Farmer Mac's stumble comes as farm banks are riding high. While bad debts are battering the home-mortgage industry, rural lenders are benefiting from a two-year boom in grain prices, which is lifting farmland prices to record levels. Because land, along with machinery and John Deere tractors, are the biggest source of collateral for farmers, the farm-debt picture is its brightest in decades: The delinquency rate on the $9.5 billion in farm and rural loans under Farmer Mac's umbrella is the lowest in its history.
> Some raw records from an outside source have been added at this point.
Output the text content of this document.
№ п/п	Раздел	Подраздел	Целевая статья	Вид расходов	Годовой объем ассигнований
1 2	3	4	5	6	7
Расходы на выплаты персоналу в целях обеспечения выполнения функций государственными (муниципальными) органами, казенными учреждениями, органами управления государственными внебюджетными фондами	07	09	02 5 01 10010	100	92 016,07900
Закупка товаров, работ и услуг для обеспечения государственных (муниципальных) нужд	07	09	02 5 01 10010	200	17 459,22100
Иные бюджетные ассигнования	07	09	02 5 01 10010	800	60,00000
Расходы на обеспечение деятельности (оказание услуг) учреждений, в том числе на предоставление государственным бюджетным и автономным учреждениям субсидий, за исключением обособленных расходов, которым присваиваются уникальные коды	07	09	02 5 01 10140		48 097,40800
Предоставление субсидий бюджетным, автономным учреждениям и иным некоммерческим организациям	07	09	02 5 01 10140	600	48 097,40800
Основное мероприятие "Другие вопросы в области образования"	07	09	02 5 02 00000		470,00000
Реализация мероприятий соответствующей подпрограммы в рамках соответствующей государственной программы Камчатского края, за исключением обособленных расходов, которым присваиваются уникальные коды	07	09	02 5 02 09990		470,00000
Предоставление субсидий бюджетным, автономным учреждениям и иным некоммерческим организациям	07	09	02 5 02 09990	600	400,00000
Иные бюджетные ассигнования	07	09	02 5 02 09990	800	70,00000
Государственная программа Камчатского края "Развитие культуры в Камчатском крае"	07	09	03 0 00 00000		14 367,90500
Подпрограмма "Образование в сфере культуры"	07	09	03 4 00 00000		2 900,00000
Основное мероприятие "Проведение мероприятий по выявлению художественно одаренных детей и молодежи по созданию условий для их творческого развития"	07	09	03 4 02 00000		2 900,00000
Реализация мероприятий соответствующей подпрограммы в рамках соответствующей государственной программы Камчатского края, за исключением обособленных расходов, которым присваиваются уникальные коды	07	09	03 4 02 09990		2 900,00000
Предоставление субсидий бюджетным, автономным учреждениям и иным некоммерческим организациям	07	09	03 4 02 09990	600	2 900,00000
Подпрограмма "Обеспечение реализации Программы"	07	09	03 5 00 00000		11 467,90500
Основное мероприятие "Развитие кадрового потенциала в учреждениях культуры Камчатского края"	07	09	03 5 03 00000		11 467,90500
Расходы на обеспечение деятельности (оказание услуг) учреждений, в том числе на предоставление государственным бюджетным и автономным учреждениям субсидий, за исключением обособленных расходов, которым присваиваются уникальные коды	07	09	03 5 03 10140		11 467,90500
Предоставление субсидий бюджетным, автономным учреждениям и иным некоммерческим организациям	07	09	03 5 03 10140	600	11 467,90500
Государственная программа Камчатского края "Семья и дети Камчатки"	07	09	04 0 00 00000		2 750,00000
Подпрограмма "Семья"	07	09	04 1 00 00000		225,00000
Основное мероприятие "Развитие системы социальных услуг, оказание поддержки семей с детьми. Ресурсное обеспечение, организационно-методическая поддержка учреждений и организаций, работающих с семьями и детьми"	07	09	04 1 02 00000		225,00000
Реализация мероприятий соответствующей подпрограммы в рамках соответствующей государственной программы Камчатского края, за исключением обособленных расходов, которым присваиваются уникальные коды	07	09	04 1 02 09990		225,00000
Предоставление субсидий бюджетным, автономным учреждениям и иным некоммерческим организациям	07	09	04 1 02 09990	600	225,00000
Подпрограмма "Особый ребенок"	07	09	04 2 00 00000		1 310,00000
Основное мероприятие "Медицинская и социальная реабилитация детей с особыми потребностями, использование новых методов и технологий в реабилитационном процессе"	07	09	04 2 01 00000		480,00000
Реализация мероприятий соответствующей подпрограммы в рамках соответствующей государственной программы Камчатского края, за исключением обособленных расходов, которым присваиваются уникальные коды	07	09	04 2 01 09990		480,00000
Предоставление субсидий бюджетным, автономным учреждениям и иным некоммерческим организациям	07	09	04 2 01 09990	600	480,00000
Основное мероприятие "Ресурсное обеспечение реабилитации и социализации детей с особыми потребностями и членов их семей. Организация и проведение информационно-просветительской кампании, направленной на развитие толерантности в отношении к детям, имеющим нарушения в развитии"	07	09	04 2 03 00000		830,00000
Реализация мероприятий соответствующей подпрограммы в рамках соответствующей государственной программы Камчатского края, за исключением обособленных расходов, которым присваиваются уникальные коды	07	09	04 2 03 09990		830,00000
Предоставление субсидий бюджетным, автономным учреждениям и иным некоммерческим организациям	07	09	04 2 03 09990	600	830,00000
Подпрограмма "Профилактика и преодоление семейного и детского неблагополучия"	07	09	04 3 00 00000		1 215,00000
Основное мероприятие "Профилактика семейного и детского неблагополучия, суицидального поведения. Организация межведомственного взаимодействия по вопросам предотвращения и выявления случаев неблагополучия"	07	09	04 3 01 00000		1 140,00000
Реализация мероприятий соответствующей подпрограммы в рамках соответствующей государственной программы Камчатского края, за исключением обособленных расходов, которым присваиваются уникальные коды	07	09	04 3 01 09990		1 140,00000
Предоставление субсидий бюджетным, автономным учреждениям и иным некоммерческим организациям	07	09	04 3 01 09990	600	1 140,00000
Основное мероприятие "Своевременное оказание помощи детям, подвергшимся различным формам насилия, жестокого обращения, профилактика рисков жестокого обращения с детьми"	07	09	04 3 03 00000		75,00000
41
What got Farmer Mac in trouble were losses in its investment portfolio, which included one million preferred shares of Fannie Mae. The value of the shares evaporated when the federal government took Fannie Mae into conservatorship, and Farmer Mac faced a $44 million write-down. Then, Farmer Mac took another hit when Lehman Brothers Holdings Inc. filed for protection under Chapter 11 of the federal bankruptcy code, casting a cloud over its holdings of $60 million in Lehman debt securities.

The losses threatened to drain Farmer Mac's capital below the minimum level required by regulators. Farmer Mac's move to sell $65 million of preferred stock to some of its biggest banking customers brought its capital level up to $210 million, above the minimum statutory requirement of $181 million.

Most of the new capital came from the five banks in the Farm Credit System, a network of lenders created by Congress in 1916 to lend to farmers. An additional $5 million of preferred stock was purchased by Zions Bancorp of Salt Lake City, which has owned about a fifth of Farmer Mac's voting shares.

As part of the rescue plan, the preferred stock bought by the Farm Credit System banks will pay an initial annual dividend of 10%. The Farm Credit System banks also get the right to nominate three observers to the Farmer Mac board.

By: Scott Kilman
Wall Street Journal; October 2, 2008

1 comments:

Josh_FPF said...

Farmer Mac is a great company. It looks as though this was just a stumbling block for them. Time to get up and dust off!